On Mon, Dec 02, 2019 at 06:30:21AM +0000, Taylor R Campbell wrote:
> > Date: Fri, 29 Nov 2019 14:49:33 +0000
> > From: Andrew Doran <ad%netbsd.org@localhost>
> >
> > It no, the CALL instruction that calls bus_space_barrier() produces a write
> > to the stack when storing the return address. On x86, stores are totally
> > ordered, and loads are never reordered around stores. No further barrier
> > is needed. This is the idea anyway, sometimes reality does not match..
>
> I don't understand this. The Intel manual (volume 3 of the 3-volume
> manual, System Programming Guide, Sec. 8.2.2 `Memory Ordering in P6
> and More Recent Processor Families') says:
I have not been paying attention, refused to engage my brain and gotten
confused. My fault. On the case of ordering in WB regions I put a comment
in sys/arch/x86/include/lock.h to describe the situation, the last time this
discussion came up and it was in regards to locks.
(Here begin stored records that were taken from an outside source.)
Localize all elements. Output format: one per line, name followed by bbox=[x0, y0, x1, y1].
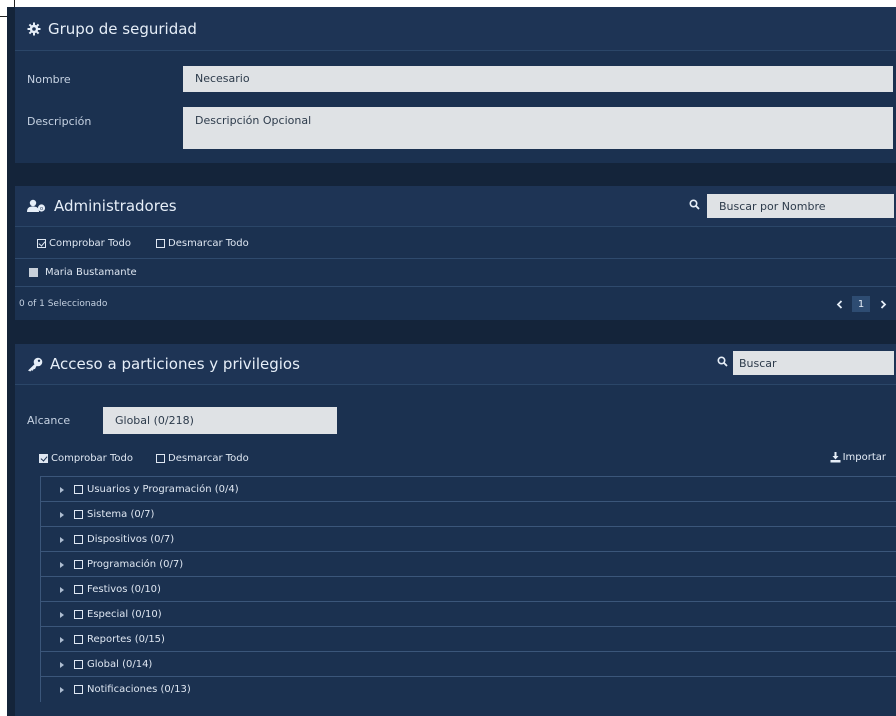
administrators-uncheck-all-label: Desmarcar Todo bbox=[168, 238, 249, 249]
caret-right-icon[interactable] bbox=[60, 636, 64, 643]
security-group-title: Grupo de seguridad bbox=[27, 7, 197, 50]
name-label: Nombre bbox=[27, 73, 71, 86]
administrator-list-item[interactable]: Maria Bustamante bbox=[15, 265, 896, 281]
security-group-editor: Grupo de seguridad Nombre Necesario Desc… bbox=[7, 7, 896, 716]
partitions-title-text: Acceso a particiones y privilegios bbox=[50, 355, 300, 373]
chevron-left-icon[interactable] bbox=[832, 296, 846, 312]
description-field[interactable]: Descripción Opcional bbox=[183, 107, 893, 149]
administrators-section: o Administradores Buscar por Nombre Comp… bbox=[15, 186, 896, 320]
scope-field[interactable]: Global (0/218) bbox=[103, 407, 337, 434]
partitions-header: Acceso a particiones y privilegios Busca… bbox=[15, 344, 896, 385]
partitions-search-placeholder: Buscar bbox=[739, 356, 777, 370]
tree-item-label: Notificaciones (0/13) bbox=[87, 684, 191, 695]
partitions-uncheck-all[interactable]: Desmarcar Todo bbox=[156, 453, 249, 464]
partitions-uncheck-all-label: Desmarcar Todo bbox=[168, 453, 249, 464]
administrators-title: o Administradores bbox=[27, 186, 177, 226]
administrators-header: o Administradores Buscar por Nombre bbox=[15, 186, 896, 227]
search-icon[interactable] bbox=[689, 199, 700, 210]
partitions-bulk-actions: Comprobar Todo Desmarcar Todo Importar bbox=[15, 450, 896, 466]
gear-icon bbox=[27, 22, 41, 36]
tree-item-label: Especial (0/10) bbox=[87, 609, 162, 620]
caret-right-icon[interactable] bbox=[60, 586, 64, 593]
security-group-section: Grupo de seguridad Nombre Necesario Desc… bbox=[15, 7, 896, 163]
tree-item-festivos[interactable]: Festivos (0/10) bbox=[40, 576, 896, 602]
import-button[interactable]: Importar bbox=[830, 452, 886, 463]
tree-item-notificaciones[interactable]: Notificaciones (0/13) bbox=[40, 676, 896, 702]
tree-item-label: Dispositivos (0/7) bbox=[87, 534, 175, 545]
tree-item-especial[interactable]: Especial (0/10) bbox=[40, 601, 896, 627]
tree-item-checkbox[interactable] bbox=[74, 585, 83, 594]
description-field-value: Descripción Opcional bbox=[195, 114, 312, 127]
scope-field-value: Global (0/218) bbox=[115, 414, 194, 427]
administrators-search-placeholder: Buscar por Nombre bbox=[719, 199, 826, 213]
chevron-right-icon[interactable] bbox=[876, 296, 890, 312]
tree-item-sistema[interactable]: Sistema (0/7) bbox=[40, 501, 896, 527]
tree-item-checkbox[interactable] bbox=[74, 660, 83, 669]
users-icon: o bbox=[27, 199, 47, 213]
administrators-search-input[interactable]: Buscar por Nombre bbox=[707, 194, 894, 218]
key-icon bbox=[27, 357, 43, 372]
import-icon bbox=[830, 452, 841, 463]
caret-right-icon[interactable] bbox=[60, 536, 64, 543]
window-top-edge bbox=[0, 0, 896, 7]
tree-item-checkbox[interactable] bbox=[74, 510, 83, 519]
name-field-value: Necesario bbox=[195, 72, 250, 85]
page-number[interactable]: 1 bbox=[852, 296, 870, 312]
caret-right-icon[interactable] bbox=[60, 661, 64, 668]
administrators-selection-status: 0 of 1 Seleccionado bbox=[19, 299, 108, 309]
import-label: Importar bbox=[842, 452, 886, 463]
check-all-icon bbox=[37, 239, 46, 248]
tree-item-label: Sistema (0/7) bbox=[87, 509, 155, 520]
name-field[interactable]: Necesario bbox=[183, 66, 893, 92]
administrators-check-all[interactable]: Comprobar Todo bbox=[37, 238, 131, 249]
tree-item-global[interactable]: Global (0/14) bbox=[40, 651, 896, 677]
tree-item-reportes[interactable]: Reportes (0/15) bbox=[40, 626, 896, 652]
administrators-pagination: 1 bbox=[832, 296, 890, 312]
administrators-bulk-actions: Comprobar Todo Desmarcar Todo bbox=[15, 236, 896, 252]
partitions-check-all[interactable]: Comprobar Todo bbox=[39, 453, 133, 464]
tree-item-label: Programación (0/7) bbox=[87, 559, 184, 570]
tree-item-checkbox[interactable] bbox=[74, 635, 83, 644]
administrators-list-divider bbox=[15, 286, 896, 287]
tree-item-checkbox[interactable] bbox=[74, 485, 83, 494]
administrators-title-text: Administradores bbox=[54, 197, 177, 215]
scope-label: Alcance bbox=[27, 414, 71, 427]
security-group-header: Grupo de seguridad bbox=[15, 7, 896, 51]
partitions-title: Acceso a particiones y privilegios bbox=[27, 344, 300, 384]
tree-item-checkbox[interactable] bbox=[74, 535, 83, 544]
tree-item-dispositivos[interactable]: Dispositivos (0/7) bbox=[40, 526, 896, 552]
tree-item-usuarios[interactable]: Usuarios y Programación (0/4) bbox=[40, 476, 896, 502]
svg-text:o: o bbox=[40, 206, 43, 212]
administrators-divider bbox=[15, 258, 896, 259]
administrator-checkbox[interactable] bbox=[29, 268, 38, 277]
partitions-uncheck-all-icon bbox=[156, 454, 165, 463]
description-label: Descripción bbox=[27, 115, 92, 128]
partitions-search-input[interactable]: Buscar bbox=[733, 351, 894, 375]
uncheck-all-icon bbox=[156, 239, 165, 248]
caret-right-icon[interactable] bbox=[60, 511, 64, 518]
partitions-search-icon[interactable] bbox=[717, 356, 728, 367]
tree-item-label: Usuarios y Programación (0/4) bbox=[87, 484, 239, 495]
tree-item-checkbox[interactable] bbox=[74, 610, 83, 619]
tree-item-programacion[interactable]: Programación (0/7) bbox=[40, 551, 896, 577]
administrators-uncheck-all[interactable]: Desmarcar Todo bbox=[156, 238, 249, 249]
administrator-item[interactable]: Maria Bustamante bbox=[29, 267, 137, 278]
security-group-title-text: Grupo de seguridad bbox=[48, 19, 197, 38]
tree-item-label: Reportes (0/15) bbox=[87, 634, 165, 645]
partitions-check-all-icon bbox=[39, 454, 48, 463]
caret-right-icon[interactable] bbox=[60, 486, 64, 493]
administrator-name: Maria Bustamante bbox=[45, 267, 137, 278]
tree-item-label: Global (0/14) bbox=[87, 659, 153, 670]
tree-item-checkbox[interactable] bbox=[74, 685, 83, 694]
caret-right-icon[interactable] bbox=[60, 686, 64, 693]
partitions-check-all-label: Comprobar Todo bbox=[51, 453, 133, 464]
tree-item-label: Festivos (0/10) bbox=[87, 584, 161, 595]
administrators-check-all-label: Comprobar Todo bbox=[49, 238, 131, 249]
tree-item-checkbox[interactable] bbox=[74, 560, 83, 569]
caret-right-icon[interactable] bbox=[60, 561, 64, 568]
caret-right-icon[interactable] bbox=[60, 611, 64, 618]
I have strong suspicions
about what Intel writes but probably better not to muddy the discussion with
them!
We're talking UC/WB mappings here though, so:
> It's not entirely clear to me from the Intel manual, but in the AMD
> manual (e.g., Volume 2, chapter on Memory System) it is quite clear
> that write-combining `WC' regions may issue stores out of order -- and
> that's what you get from BUS_SPACE_MAP_PREFETCHABLE.
>
> So it seems to me we really do need
>
> switch (flags) {
> case BUS_SPACE_BARRIER_READ:
> lfence or locked instruction;
> break;
> case BUS_SPACE_BARRIER_WRITE:
> sfence or locked instruction;
> break;
> case BUS_SPACE_BARRIER_READ|BUS_SPACE_BARRIER_WRITE:
> mfence or locked instruction;
> break;
> }
I see a couple of problems with what's in x86_bus_space_barrier() now:
- It will apply to UC mappings too and it's an unneeded pessimisation,
because the majority of bus_space acceses on x86 don't need any kind of
barrier. Maybe the other systems are good with that, I think we should
try to do better.
- It will also apply to I/O space mappings. There are, if I recall
correctly, some drivers that can work with either I/O or memory mapped
chips and bus_space is designed to allow this. In the case of I/O port
access there is no memory access going on (at least from the kernel's POV,
I don't know how the chipset implements it under the covers). There will
also be drivers that are I/O port mapping only and the author has followed
the bus_space manual page dilligently and put in barriers anyway.
I think the way to avoid both of those would be key off the bus_space_tag_t.
There are already two, one for I/O and one for memory. We could do multiple
memory tags. That's probably very easy, I think the harder bit would likely
be passing those down to PCI and having it choose. I don't know that code.